The tenant had sought an injunction. However the trial was almost two years after the work had started. The court could only award damages for the breach of covenant before the trial.

A claim for loss of profits was somewhat hampered by evidence suggesting the tenant’s profits had actually increased during the relevant period. In any event, the judge felt that assessing the tenant’s loss in terms of use and enjoyment was a more attractive method of calculation and that this should be assessed as a rent rebate: a 20% reduction was ordered. In principle an injunction was available for future works, but by trial there were only 12 weeks’ work left to do.

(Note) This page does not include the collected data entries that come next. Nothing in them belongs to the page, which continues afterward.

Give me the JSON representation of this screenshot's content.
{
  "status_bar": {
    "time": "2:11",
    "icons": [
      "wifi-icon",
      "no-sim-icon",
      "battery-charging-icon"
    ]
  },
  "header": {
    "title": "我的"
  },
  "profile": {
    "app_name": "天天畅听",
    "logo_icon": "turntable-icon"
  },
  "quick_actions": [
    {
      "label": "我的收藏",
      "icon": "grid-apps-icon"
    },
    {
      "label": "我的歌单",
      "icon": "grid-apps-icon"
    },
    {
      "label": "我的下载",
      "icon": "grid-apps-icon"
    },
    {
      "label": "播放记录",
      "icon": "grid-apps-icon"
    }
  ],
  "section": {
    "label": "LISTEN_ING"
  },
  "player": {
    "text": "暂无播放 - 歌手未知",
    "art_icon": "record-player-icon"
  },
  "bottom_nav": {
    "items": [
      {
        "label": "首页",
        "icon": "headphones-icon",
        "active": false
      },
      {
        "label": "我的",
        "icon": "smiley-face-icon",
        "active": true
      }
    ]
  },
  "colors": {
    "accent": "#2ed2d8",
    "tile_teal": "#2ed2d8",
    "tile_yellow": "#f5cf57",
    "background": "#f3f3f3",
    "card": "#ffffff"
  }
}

It would take the landlord 12 weeks to dismantle the wrap-around scaffolding and erect a more suitable alternative. Any injunction would also require policing by the court. The judge declined to award an injunction and ordered the 20% rent discount to continue, strictly on the basis the tenant’s suffering continued at the same level as before.

It seems to me that the landlord will have been delighted to avoid an injunction: delay in pursuing legal remedies coupled with the usual delay in the court process were important in the award of money damages. Practitioners will be able to advise their clients on what a reasonable developer/landlord should do in similar situations. But more thought around the construction process could have avoided the case entirely.

A holistic approach is what is called for here: the brief to the landlord’s professional team, especially the scaffolding contractors, ignored any concept of landlord and tenant issues. Solicitors practise in increasingly specialised teams, but that does not mean we need not be alert to issues from related fields of work.